Secondly: when I saw revolution no longer as an abstract idea, but with my own eyes, the sight of all those men in dirty blouses so disgusted me, so sharpened my sense of what was true and just that, had I not been already married, I would have been capable of becoming a monk simply to assert my opposition.
And that was only the beginning. A life of action gradually pushed me further along the road of belief; my stay in Asia completed the process. Here one resorts to prayer throughout the day, for life is not without its dangers.
And thus it is that I am most sincerely, and completely, and profoundly Catholic. No, my dear friend, calm yourself.
I know you too well to take you for a hypocrite. I believe you to be one of those—as numerous today as in the ages of faith—who, despite feelings of veneration and a sort of filial tenderness towards Christianity, yet remain, unfortunately, not absolutely convinced believers. A soul in this condition does not believe itself to be hypocritical when it pays every respect to a religion so benevolent and holy. It is among such villains that I have placed you.

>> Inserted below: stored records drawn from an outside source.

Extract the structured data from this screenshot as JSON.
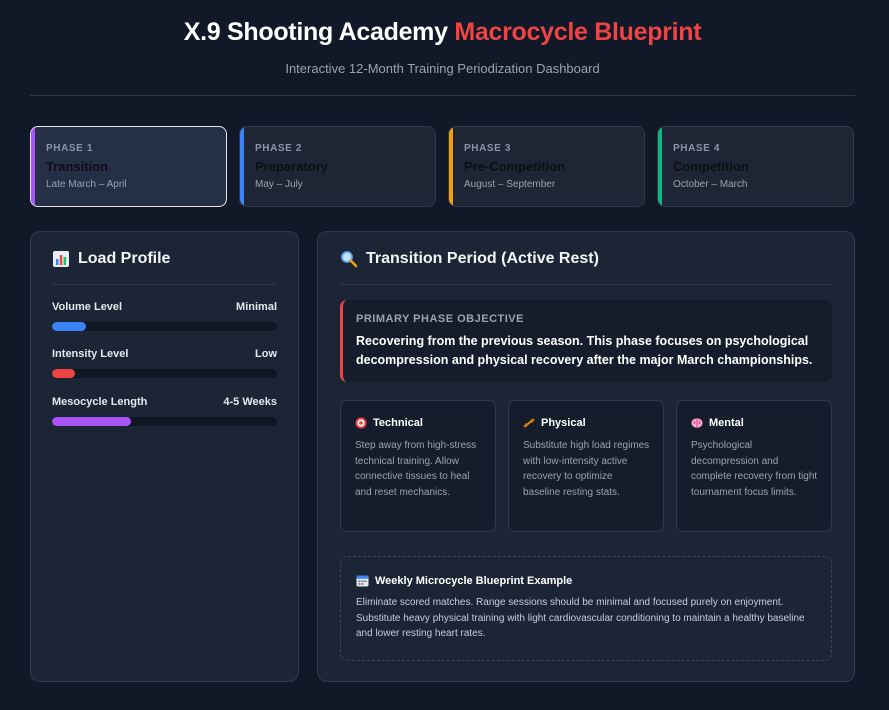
{
  "header": {
    "title_main": "X.9 Shooting Academy",
    "title_accent": "Macrocycle Blueprint",
    "subtitle": "Interactive 12-Month Training Periodization Dashboard"
  },
  "phases": [
    {
      "number": "PHASE 1",
      "name": "Transition",
      "dates": "Late March – April",
      "color": "#a855f7",
      "active": true
    },
    {
      "number": "PHASE 2",
      "name": "Preparatory",
      "dates": "May – July",
      "color": "#3b82f6",
      "active": false
    },
    {
      "number": "PHASE 3",
      "name": "Pre-Competition",
      "dates": "August – September",
      "color": "#f59e0b",
      "active": false
    },
    {
      "number": "PHASE 4",
      "name": "Competition",
      "dates": "October – March",
      "color": "#10b981",
      "active": false
    }
  ],
  "load_profile": {
    "heading": "Load Profile",
    "icon": "bar-chart-icon",
    "metrics": [
      {
        "label": "Volume Level",
        "value": "Minimal",
        "fill_fraction": 0.15,
        "color": "#3b82f6"
      },
      {
        "label": "Intensity Level",
        "value": "Low",
        "fill_fraction": 0.1,
        "color": "#ef4444"
      },
      {
        "label": "Mesocycle Length",
        "value": "4-5 Weeks",
        "fill_fraction": 0.35,
        "color": "#a855f7"
      }
    ]
  },
  "detail": {
    "heading": "Transition Period (Active Rest)",
    "icon": "magnifier-icon",
    "objective_label": "PRIMARY PHASE OBJECTIVE",
    "objective_text": "Recovering from the previous season. This phase focuses on psychological decompression and physical recovery after the major March championships.",
    "cards": [
      {
        "title": "Technical",
        "icon": "target-icon",
        "text": "Step away from high-stress technical training. Allow connective tissues to heal and reset mechanics."
      },
      {
        "title": "Physical",
        "icon": "dumbbell-icon",
        "text": "Substitute high load regimes with low-intensity active recovery to optimize baseline resting stats."
      },
      {
        "title": "Mental",
        "icon": "brain-icon",
        "text": "Psychological decompression and complete recovery from tight tournament focus limits."
      }
    ],
    "microcycle_title": "Weekly Microcycle Blueprint Example",
    "microcycle_icon": "calendar-icon",
    "microcycle_text": "Eliminate scored matches. Range sessions should be minimal and focused purely on enjoyment. Substitute heavy physical training with light cardiovascular conditioning to maintain a healthy baseline and lower resting heart rates."
  },
  "colors": {
    "accent_red": "#ef4444",
    "background": "#111827",
    "panel": "#1c2536"
  }
}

He concluded that race was the single most important factor determining the nature of human society , with the white race being responsible for all the great advances in history. He considered that his reasoning established that the black race had an "animal character, that appears in the shape of the pelvis"; has a crude yet powerful energy; and dull mental faculties but has an "intensity of desire". Christianity considers all men as brothers and equals. Sporadic waves of settlers. Click OK to close the Internet Options popup.
Forgive me. But I cannot believe that you do not realize the difficulties involved in reconciling your theories with either the letter or the spirit of Christianity. As for the letter—what is taught in Genesis if not the unity of mankind, its common descent from the same man? As for the spirit of Christianity—surely its distinctive quality is the desire to abolish all the racial distinctions still preserved in Judaism.
Thus Christianity treats all men as belonging to a single family whose members are equally capable of improving themselves. How can this spirit, as commonly understood by Christians, be reconciled with a philosophy of history which describes races as distinct and unequal in understanding, judgment, and behavior? And this inequality is attributed to unalterable and inborn predispositions which make it impossible for certain races ever to hope to improve themselves. Christianity considers all men as brothers and equals. Your theory regards them as cousins whose common ancestor is to be found only in heaven.
Here on earth, there are but conquerors and conquered, masters and slaves by right of birth. All this is so true that your doctrine is approved, cited, annotated—by whom?
By the owners of Negroes, by all those who favor eternal servitude and justify it by the theory of racial inequality. I know that in the Southern part of the United States there are clergymen nevertheless, slave owners who preach from their pulpits doctrines similar to your own. But you can be certain that the majority of Christians who are uninfluenced by this kind of self-interest will show not the slightest sympathy for your teachings.
I must say that reading your book has left me with doubts about the solidity of your faith. You tell me that in this I am mistaken, that you have become an absolutely convinced Christian. May Heaven hear you!